Hasan menghela nafas pelan sebelum menjawab pertanyaan Ray. "Aku berteman dengannya sejak masih kecil. Sejak kami masih bayi. Dan aku menganggapnya seperti adikku sendiri. Terlebih setelah adik perempuanku meninggal."
"Kami selalu sekolah di tempat yang sama. Sering sekelas. Kami sangat dekat. Itulah yang diceritakan oleh Kak Roni." ia menoleh pada Ray yang menatap kolam ikan dengan pandangan kosong. Ia pikir Ray tidak mendengar perkataannya.
"Hanya itu?" tanya Ray tanpa mengalihkan pandangannya dari kolam ikan.
"Tiffany pacaran dengan Rizal sejak awal tahun kedua kita kuliah." ucap Hasan dengan pandangan ke arah kolam ikan. "Tapi kami tetap dekat meskipun dia makin jarang main ke rumah."

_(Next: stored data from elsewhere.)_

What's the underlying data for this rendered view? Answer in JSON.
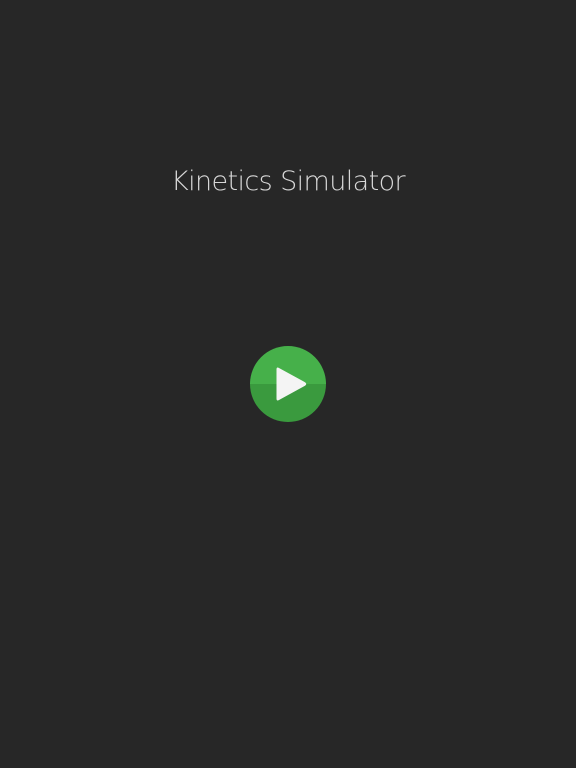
{
  "app": {
    "title": "Kinetics Simulator"
  },
  "play_button": {
    "icon": "play-icon",
    "color_top": "#46b04a",
    "color_bottom": "#3a9a3e"
  },
  "theme": {
    "background": "#272727",
    "title_color": "#d8d8d8"
  }
}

Keduanya terdiam beberapa lama hanya memandang kolam ikan. Mereka hanyut dalam pikiran masing-masing. Hingga akhirnya Ray mulai membuka suaranya.
"Waktu masih TK kita memang satu sekolah." Ray berhenti sejenak memastikan orang yang duduk di sampingnya mendengar kalimat yang diucapkannya tanpa melihat orang tersebut.

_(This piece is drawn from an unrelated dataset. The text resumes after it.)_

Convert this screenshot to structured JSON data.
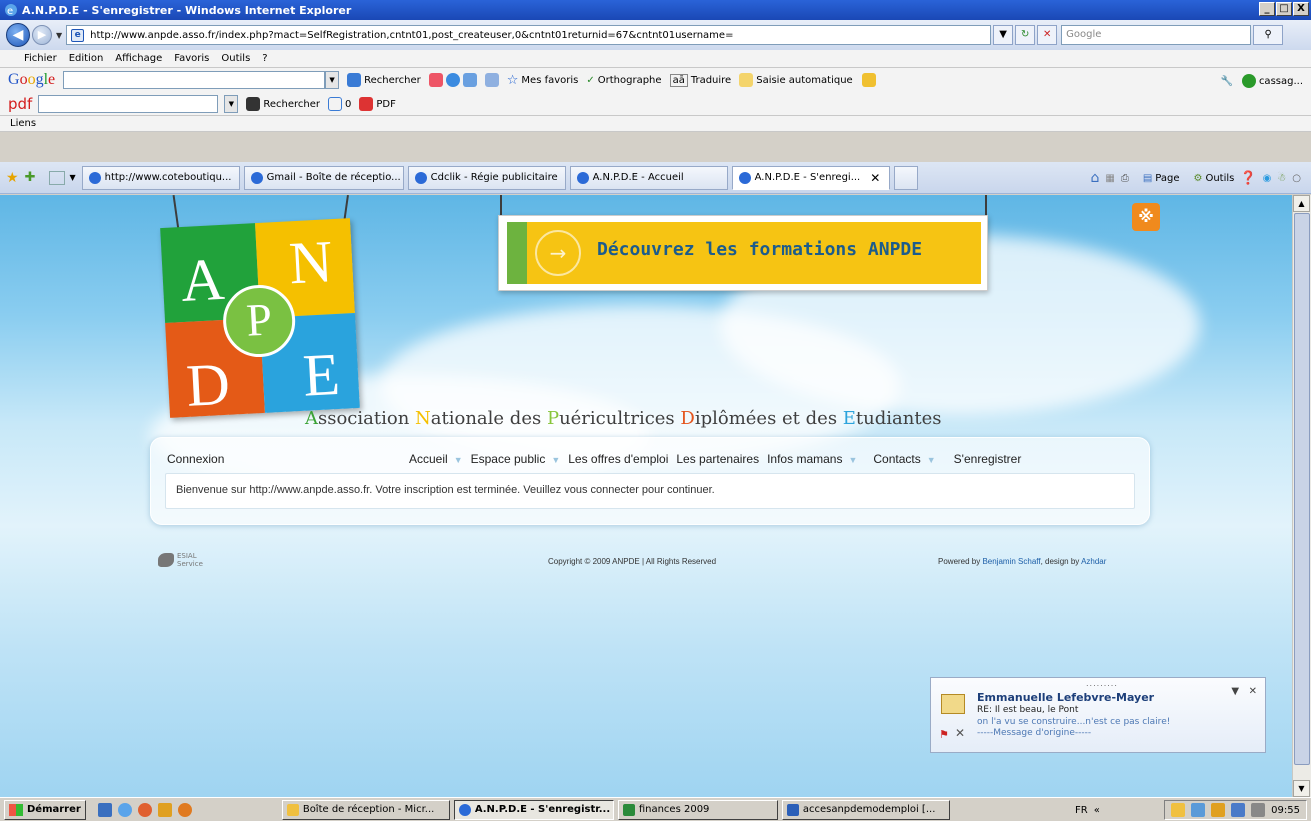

"Tapi kita sama sekali tidak dekat. Kita bahkan sering bertengkar." Pandangan Ray menerawang jauh membayangkan apa yang ia ceritakan. Ia mendengus pelan. "Pertengkaran konyol anak kecil."
"Setahuku, kamu memang dekat dengan Fanny sejak kecil. Saat kelas dua SD, aku lupa tepatnya, adikmu meninggal dan kamu seminggu penuh tidak masuk sekolah. Setelah itu kamu hampir tidak pernah bergaul dengan teman lain selain Fanny. Tapi itu tidak berlangsung lama. Karena suatu hari aku membantu Fanny saat ia jatuh di taman dan lututnya terluka. Aku membawanya ke rumahku untuk mendapatkan pengobatan dari Bi Sarmi, salah satu pembantu di rumahku."
"Fanny menceritakan hal itu padamu. Dan tidak butuh banyak bicara, akhirnya kamu mau berteman denganku. Kamu bilang, aku sudah membantumu menjaga Fanny yang sudah kamu anggap seperti adik sendiri."
"Aku sebenarnya tidak tahu maksudmu. Kenapa kamu menganggap dia sebagai adikmu, padahal kita seumuran. Tapi aku tidak perduli dengan hal itu. Yang penting aku punya teman main yang belum pernah aku miliki sebelumnya."
"Hampir setiap hari kita bertiga selalu main bersama. Rumah kita juga terhitung dekat. Sehingga orang tua kita mengijinkan kita untuk main ke rumah masing-masing. Tapi lebih sering aku yang main ke rumahmu. Aku merasa lebih nyaman main di rumahmu, saat itu."
KAMU SEDANG MEMBACA
The Girl between Boys (END)
Teen FictionAnnisa Rahma Al Azhar bertemu kembali dengan kekasihnya setelah sekian tahun berpisah tanpa ada kata perpisahan. Akankah dia bisa bersatu kembali dengan kekasihnya yang kini sama sekali tidak ingat padanya. Sementara kakaknya, Rizal Khalif Al Azhar...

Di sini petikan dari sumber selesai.